Dupin aproxima a experiência das culturas
de duas regiões diferentes: a da xilogravura na cidade de Bezerros, em
Pernambuco, e a dos doces bordados de mamão de Carmo do Rio Claro, em Minas
Gerais. No caso de Bezerros, é a partir da apresentação do próprio doce e de
seus processos, que o artista convida o ato criativo dos xilogravadores. Assim,
desse contato possibilitado pelo artista, foi criado um cordel por J.Borges
sobre a produção dos doces e um conjunto de imagens realizadas por cada um dos
xilogravadores de sua família. Enquanto os Borges de Bezerros gravaram na
madeira imagens de uma cultura até então desconhecida para eles, as doceiras de
Carmo do Rio Claro gravaram na superfície do mamão desenhos de frutas locais,
tomando como referência a série de xilogravuras “frutas do nordeste” de
J.Borges.
O aspecto expressivo de ambos saberes está
no modo de produção de uma imagem em relevo cujas formas estão diretamente
ligadas às ferramentas de trabalho confeccionadas pelos próprios artistas ou
artesãos. Outro ponto em comum é o modo de transmissão deste conhecimento,
quase sempre na escala de ‘um para um’, mantendo certa continuidade na
metodologia de produção destes saberes. Assim, duas culturas que outrora
pareciam distantes são colocadas em contato por Dupin, impulsionado em grande
parte pelo fato de ter crescido em meio à prática dessa técnica peculiar de
preparação de doce e mais tarde à prática da xilogravura.
É notório na arte feita por autodidatas, geralmente chamada de arte popular, trabalhar a partir dos recursos que o entorno oferece: temáticas, histórias, matérias prima, instrumentos e a construção de uma mitopoética. De igual modo, evidencia-se nesta proposta a afinidade entre o Dupin e esse grupo de artistas e artesãs quando observamos seu processo criativo em outros trabalhos. Seja em obras performáticas, de intervenção ou na potencialização de objetos, estão sempre presentes a incorporação do lugar e dos recursos do próprio meio nos quais os trabalhos foram realizados.

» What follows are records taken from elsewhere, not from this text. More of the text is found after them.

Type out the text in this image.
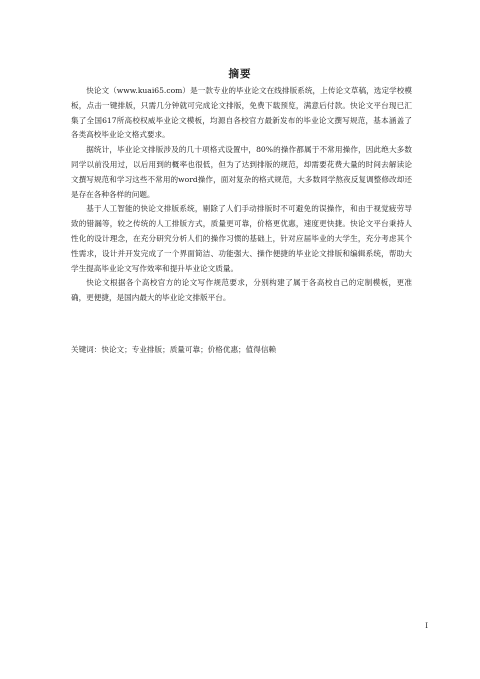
摘要

快论文（www.kuai65.com）是一款专业的毕业论文在线排版系统，上传论文草稿，选定学校模板，点击一键排版，只需几分钟就可完成论文排版，免费下载预览，满意后付款。快论文平台现已汇集了全国617所高校权威毕业论文模板，均源自各校官方最新发布的毕业论文撰写规范，基本涵盖了各类高校毕业论文格式要求。

据统计，毕业论文排版涉及的几十项格式设置中，80%的操作都属于不常用操作，因此绝大多数同学以前没用过，以后用到的概率也很低，但为了达到排版的规范，却需要花费大量的时间去解读论文撰写规范和学习这些不常用的word操作，面对复杂的格式规范，大多数同学熬夜反复调整修改却还是存在各种各样的问题。

基于人工智能的快论文排版系统，剔除了人们手动排版时不可避免的误操作，和由于视觉疲劳导致的错漏等，较之传统的人工排版方式，质量更可靠，价格更优惠，速度更快捷。快论文平台秉持人性化的设计理念，在充分研究分析人们的操作习惯的基础上，针对应届毕业的大学生，充分考虑其个性需求，设计并开发完成了一个界面简洁、功能强大、操作便捷的毕业论文排版和编辑系统，帮助大学生提高毕业论文写作效率和提升毕业论文质量。

快论文根据各个高校官方的论文写作规范要求，分别构建了属于各高校自己的定制模板，更准确，更便捷，是国内最大的毕业论文排版平台。

关键词：快论文；专业排版；质量可靠；价格优惠；值得信赖
I
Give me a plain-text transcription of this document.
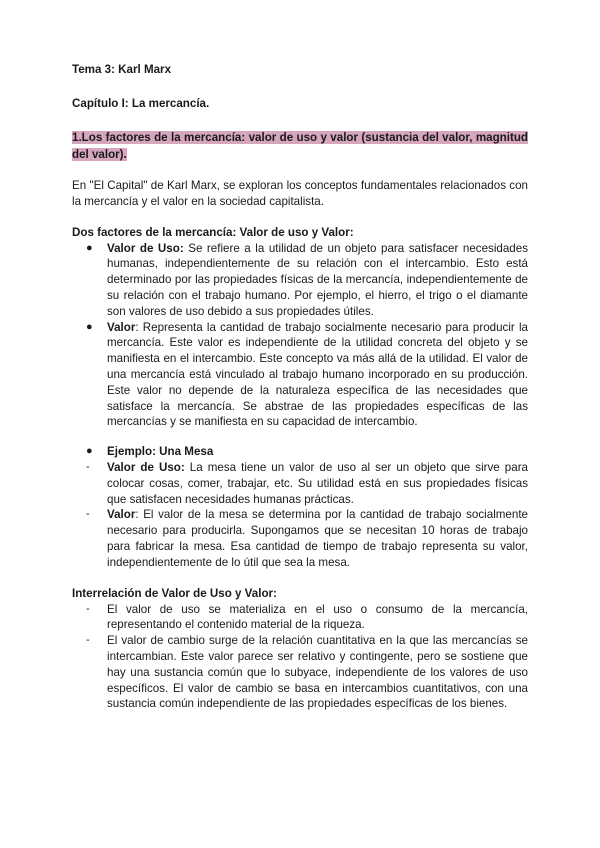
Tema 3: Karl Marx

Capítulo I: La mercancía.

1.Los factores de la mercancía: valor de uso y valor (sustancia del valor, magnitud del valor).

En "El Capital" de Karl Marx, se exploran los conceptos fundamentales relacionados con la mercancía y el valor en la sociedad capitalista.

Dos factores de la mercancía: Valor de uso y Valor:

● Valor de Uso: Se refiere a la utilidad de un objeto para satisfacer necesidades humanas, independientemente de su relación con el intercambio. Esto está determinado por las propiedades físicas de la mercancía, independientemente de su relación con el trabajo humano. Por ejemplo, el hierro, el trigo o el diamante son valores de uso debido a sus propiedades útiles.
● Valor: Representa la cantidad de trabajo socialmente necesario para producir la mercancía. Este valor es independiente de la utilidad concreta del objeto y se manifiesta en el intercambio. Este concepto va más allá de la utilidad. El valor de una mercancía está vinculado al trabajo humano incorporado en su producción. Este valor no depende de la naturaleza específica de las necesidades que satisface la mercancía. Se abstrae de las propiedades específicas de las mercancías y se manifiesta en su capacidad de intercambio.
● Ejemplo: Una Mesa
- Valor de Uso: La mesa tiene un valor de uso al ser un objeto que sirve para colocar cosas, comer, trabajar, etc. Su utilidad está en sus propiedades físicas que satisfacen necesidades humanas prácticas.
- Valor: El valor de la mesa se determina por la cantidad de trabajo socialmente necesario para producirla. Supongamos que se necesitan 10 horas de trabajo para fabricar la mesa. Esa cantidad de tiempo de trabajo representa su valor, independientemente de lo útil que sea la mesa.

Interrelación de Valor de Uso y Valor:

- El valor de uso se materializa en el uso o consumo de la mercancía, representando el contenido material de la riqueza.
- El valor de cambio surge de la relación cuantitativa en la que las mercancías se intercambian. Este valor parece ser relativo y contingente, pero se sostiene que hay una sustancia común que lo subyace, independiente de los valores de uso específicos. El valor de cambio se basa en intercambios cuantitativos, con una sustancia común independiente de las propiedades específicas de los bienes.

A experiência de Lucas Dupin em Entre Relevos passa por um processo de
facilitador de um diálogo, sem a materialização de objetos que caracterizem
propriamente um trabalho autoral. O trabalho do artista está justamente no
processo e na experiência, assim como o arranjo e seus resultados apresentados
no espaço expográfico. Dessa forma ele comenta:
[...]
a minha autoria enquanto artista é
diluída entre o trabalho dos artistas e artesãos, mas retorna ao espaço
expositivo quando busco tornar visível os diferentes diálogos estabelecidos ao
longo desse processo de vivência.
Cabem aqui, com esse apontamento, algumas
quebras de paradigmas tradicionais entre o autor e “sua obra”: “eu é um outro”
(Rimbaud) ou o artista lançado para fora da obra em uma “experiência limite”.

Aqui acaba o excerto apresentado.